Department of Bio and Brain Engineering, Korea Advanced Institute of Science and Technology, 291, Daehak-ro, Yuseong-gu, Daejeon, 34141, Republic of Korea.
Catholic Precision Medicine Research Center, College of Medicine, The Catholic University of Korea, 222, Banpo-daero, Seocho-gu, Seoul, 06591, Republic of Korea.
BMC Bioinformatics. 2017 Dec 28;18(Suppl 16):567. doi: 10.1186/s12859-017-1960-x.
The identification of target molecules is important for understanding the mechanism of "target deconvolution" in phenotypic screening and "polypharmacology" of drugs. Because conventional methods of identifying targets require time and cost, in-silico target identification has been considered an alternative solution. One of the well-known in-silico methods of identifying targets involves structure activity relationships (SARs). SARs have advantages such as low computational cost and high feasibility; however, the data dependency in the SAR approach causes imbalance of active data and ambiguity of inactive data throughout targets.
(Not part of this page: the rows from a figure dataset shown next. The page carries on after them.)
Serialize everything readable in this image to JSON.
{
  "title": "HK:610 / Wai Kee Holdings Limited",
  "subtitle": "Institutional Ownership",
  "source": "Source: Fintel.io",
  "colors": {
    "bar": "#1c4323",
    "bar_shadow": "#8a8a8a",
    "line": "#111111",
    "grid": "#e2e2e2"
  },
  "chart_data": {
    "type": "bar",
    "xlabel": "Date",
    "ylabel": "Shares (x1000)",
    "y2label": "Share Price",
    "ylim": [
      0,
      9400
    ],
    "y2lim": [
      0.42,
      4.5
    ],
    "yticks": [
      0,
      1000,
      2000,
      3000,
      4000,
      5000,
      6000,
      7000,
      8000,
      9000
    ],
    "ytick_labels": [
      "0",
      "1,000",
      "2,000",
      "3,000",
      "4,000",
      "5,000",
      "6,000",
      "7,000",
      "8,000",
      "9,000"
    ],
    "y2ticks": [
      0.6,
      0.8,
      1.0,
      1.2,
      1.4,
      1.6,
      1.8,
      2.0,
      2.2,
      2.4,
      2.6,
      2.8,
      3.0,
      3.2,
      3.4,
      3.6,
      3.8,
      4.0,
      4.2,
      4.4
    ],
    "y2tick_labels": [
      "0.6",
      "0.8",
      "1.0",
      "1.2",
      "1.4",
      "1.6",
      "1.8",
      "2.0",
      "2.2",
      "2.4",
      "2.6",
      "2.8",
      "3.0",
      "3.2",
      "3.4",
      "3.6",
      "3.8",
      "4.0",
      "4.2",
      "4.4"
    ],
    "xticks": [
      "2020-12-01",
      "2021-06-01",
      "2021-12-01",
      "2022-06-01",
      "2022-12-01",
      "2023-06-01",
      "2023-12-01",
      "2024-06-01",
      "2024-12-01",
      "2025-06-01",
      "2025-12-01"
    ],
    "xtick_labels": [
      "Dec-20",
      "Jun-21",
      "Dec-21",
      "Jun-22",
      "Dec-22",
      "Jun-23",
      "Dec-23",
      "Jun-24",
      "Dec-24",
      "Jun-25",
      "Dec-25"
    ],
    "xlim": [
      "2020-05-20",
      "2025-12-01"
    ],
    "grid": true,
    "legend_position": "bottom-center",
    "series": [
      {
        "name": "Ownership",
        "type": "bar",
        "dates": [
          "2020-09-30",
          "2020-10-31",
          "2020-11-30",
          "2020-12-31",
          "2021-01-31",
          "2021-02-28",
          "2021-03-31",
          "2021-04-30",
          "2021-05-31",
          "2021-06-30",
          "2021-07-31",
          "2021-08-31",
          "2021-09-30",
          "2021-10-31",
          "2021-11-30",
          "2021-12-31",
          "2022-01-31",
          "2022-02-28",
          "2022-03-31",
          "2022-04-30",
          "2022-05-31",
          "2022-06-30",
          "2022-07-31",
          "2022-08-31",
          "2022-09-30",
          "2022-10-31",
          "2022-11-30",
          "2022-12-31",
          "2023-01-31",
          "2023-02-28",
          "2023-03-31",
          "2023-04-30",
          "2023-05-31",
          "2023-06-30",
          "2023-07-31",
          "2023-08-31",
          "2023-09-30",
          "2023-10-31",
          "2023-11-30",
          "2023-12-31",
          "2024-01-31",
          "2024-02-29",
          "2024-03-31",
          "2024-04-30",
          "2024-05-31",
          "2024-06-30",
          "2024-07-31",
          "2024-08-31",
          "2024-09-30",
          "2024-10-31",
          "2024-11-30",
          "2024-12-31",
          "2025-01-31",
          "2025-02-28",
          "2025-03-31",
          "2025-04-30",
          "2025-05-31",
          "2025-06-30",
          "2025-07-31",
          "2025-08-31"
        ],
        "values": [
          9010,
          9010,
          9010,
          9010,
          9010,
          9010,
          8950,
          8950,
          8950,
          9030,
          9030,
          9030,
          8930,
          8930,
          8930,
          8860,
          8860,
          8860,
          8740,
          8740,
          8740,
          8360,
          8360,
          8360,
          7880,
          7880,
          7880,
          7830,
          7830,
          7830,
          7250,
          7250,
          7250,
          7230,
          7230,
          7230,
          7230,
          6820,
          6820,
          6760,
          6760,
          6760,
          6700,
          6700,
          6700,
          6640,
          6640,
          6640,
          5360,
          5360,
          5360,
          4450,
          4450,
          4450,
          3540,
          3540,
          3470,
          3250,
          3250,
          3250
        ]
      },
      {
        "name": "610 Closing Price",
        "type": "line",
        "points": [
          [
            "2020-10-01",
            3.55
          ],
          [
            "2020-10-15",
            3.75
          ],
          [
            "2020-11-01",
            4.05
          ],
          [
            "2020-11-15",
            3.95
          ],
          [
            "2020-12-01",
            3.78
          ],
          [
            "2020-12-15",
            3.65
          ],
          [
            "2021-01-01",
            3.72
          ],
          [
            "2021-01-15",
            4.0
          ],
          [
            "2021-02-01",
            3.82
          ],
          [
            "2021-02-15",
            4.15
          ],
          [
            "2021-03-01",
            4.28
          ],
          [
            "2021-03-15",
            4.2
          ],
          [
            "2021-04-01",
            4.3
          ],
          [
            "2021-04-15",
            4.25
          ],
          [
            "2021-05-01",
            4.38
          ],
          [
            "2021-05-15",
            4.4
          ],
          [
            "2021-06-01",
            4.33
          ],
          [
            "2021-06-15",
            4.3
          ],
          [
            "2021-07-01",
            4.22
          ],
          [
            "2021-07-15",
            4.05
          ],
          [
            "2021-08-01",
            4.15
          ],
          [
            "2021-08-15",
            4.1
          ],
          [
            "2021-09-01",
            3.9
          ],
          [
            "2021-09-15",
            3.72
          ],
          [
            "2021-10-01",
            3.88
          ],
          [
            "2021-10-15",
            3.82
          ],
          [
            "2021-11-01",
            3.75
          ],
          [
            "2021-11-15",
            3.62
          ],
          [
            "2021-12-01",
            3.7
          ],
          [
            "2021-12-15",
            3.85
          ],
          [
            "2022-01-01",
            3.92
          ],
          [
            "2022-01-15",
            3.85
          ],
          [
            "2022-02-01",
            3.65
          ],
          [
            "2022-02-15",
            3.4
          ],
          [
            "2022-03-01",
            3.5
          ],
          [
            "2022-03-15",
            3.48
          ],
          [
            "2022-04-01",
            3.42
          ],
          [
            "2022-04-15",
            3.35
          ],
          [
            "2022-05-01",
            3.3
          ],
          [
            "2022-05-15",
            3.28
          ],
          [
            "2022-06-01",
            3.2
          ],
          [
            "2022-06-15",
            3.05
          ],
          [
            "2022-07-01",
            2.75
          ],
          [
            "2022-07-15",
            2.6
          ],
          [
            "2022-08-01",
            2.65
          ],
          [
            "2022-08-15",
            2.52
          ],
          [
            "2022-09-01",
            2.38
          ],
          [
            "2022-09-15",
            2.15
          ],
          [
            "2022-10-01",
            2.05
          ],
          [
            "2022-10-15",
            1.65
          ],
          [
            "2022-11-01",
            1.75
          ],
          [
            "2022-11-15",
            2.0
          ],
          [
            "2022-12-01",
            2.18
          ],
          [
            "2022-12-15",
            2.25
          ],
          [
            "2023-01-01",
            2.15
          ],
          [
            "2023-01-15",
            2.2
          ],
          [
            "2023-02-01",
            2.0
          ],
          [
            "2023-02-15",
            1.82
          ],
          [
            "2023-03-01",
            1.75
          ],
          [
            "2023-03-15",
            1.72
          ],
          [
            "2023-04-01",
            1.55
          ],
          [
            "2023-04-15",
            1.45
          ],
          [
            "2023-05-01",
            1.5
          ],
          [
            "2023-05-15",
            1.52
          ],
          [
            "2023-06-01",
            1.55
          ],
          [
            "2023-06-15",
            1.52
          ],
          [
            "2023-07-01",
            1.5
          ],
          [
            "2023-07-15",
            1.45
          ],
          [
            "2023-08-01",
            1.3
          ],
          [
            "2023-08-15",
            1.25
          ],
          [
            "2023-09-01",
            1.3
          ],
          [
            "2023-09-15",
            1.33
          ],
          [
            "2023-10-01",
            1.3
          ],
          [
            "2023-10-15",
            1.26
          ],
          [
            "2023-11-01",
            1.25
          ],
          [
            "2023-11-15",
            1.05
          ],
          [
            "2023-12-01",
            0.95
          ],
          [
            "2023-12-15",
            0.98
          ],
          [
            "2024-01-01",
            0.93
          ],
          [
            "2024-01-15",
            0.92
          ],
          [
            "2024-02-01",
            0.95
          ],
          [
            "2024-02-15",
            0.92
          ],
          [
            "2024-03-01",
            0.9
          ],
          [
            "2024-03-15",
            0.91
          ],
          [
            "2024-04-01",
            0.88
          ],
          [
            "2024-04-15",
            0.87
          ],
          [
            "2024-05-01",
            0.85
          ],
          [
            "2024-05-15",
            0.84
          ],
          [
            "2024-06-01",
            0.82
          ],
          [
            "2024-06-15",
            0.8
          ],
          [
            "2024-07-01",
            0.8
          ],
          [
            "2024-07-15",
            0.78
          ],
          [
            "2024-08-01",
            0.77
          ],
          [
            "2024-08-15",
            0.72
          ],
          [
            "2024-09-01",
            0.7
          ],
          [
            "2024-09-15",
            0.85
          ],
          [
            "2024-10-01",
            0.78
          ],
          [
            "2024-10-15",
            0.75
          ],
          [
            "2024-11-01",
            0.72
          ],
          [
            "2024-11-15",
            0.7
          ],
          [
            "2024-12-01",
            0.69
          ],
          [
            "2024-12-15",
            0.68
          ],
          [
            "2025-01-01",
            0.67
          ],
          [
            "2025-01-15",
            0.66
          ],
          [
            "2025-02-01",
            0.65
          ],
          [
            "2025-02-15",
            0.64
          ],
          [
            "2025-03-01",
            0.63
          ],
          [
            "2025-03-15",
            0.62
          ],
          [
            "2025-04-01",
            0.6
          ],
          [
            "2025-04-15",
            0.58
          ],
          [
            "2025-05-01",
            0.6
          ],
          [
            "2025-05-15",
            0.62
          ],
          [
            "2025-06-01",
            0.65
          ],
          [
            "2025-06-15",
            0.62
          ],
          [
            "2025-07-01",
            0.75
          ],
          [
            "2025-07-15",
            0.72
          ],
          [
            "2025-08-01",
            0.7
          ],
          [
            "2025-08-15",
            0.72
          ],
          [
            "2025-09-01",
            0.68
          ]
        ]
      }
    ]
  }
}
We developed a ligand-based virtual screening model comprising 1121 target SAR models built using a random forest algorithm. The performance of each target model was tested by employing the ROC curve and the mean score using an internal five-fold cross validation. Moreover, recall rates for top-k targets were calculated to assess the performance of target ranking. A benchmark model using an optimized sampling method and parameters was examined via external validation set. The result shows recall rates of 67.6% and 73.9% for top-11 (1% of the total targets) and top-33, respectively. We provide a website for users to search the top-k targets for query ligands available publicly at http://rfqsar.kaist.ac.kr .
The target models that we built can be used for both predicting the activity of ligands toward each target and ranking candidate targets for a query ligand using a unified scoring scheme. The scores are additionally fitted to the probability so that users can estimate how likely a ligand-target interaction is active. The user interface of our web site is user friendly and intuitive, offering useful information and cross references.
在表型筛选的“靶点去卷积”和药物的“多靶性”中,鉴定靶标分子非常重要。由于鉴定靶标的传统方法需要时间和成本,因此,计算靶标鉴定已被认为是一种替代方法。其中一种众所周知的计算靶标鉴定方法涉及结构活性关系(SAR)。SAR 具有计算成本低、可行性高的优点;然而,SAR 方法中的数据依赖性导致活性数据的不平衡和非活性数据在整个靶标中的不明确。
我们开发了一种基于配体的虚拟筛选模型,该模型由使用随机森林算法构建的 1121 个靶标 SAR 模型组成。通过使用内部五折交叉验证的 ROC 曲线和平均分数来测试每个靶标模型的性能。此外,还计算了 top-k 靶标的召回率,以评估靶标排序的性能。通过外部验证集检验了使用优化采样方法和参数的基准模型。结果表明,对于 top-11(总靶标数的 1%)和 top-33,分别有 67.6%和 73.9%的召回率。我们提供了一个网站,用户可以在该网站上搜索可公开获取的查询配体的 top-k 靶标,网址为 http://rfqsar.kaist.ac.kr。
我们构建的靶标模型可用于预测配体对每个靶标的活性,以及使用统一的评分方案对查询配体的候选靶标进行排名。还将评分拟合到概率中,以便用户可以估计配体-靶标相互作用的活性可能性。我们网站的用户界面用户友好且直观,提供了有用的信息和交叉引用。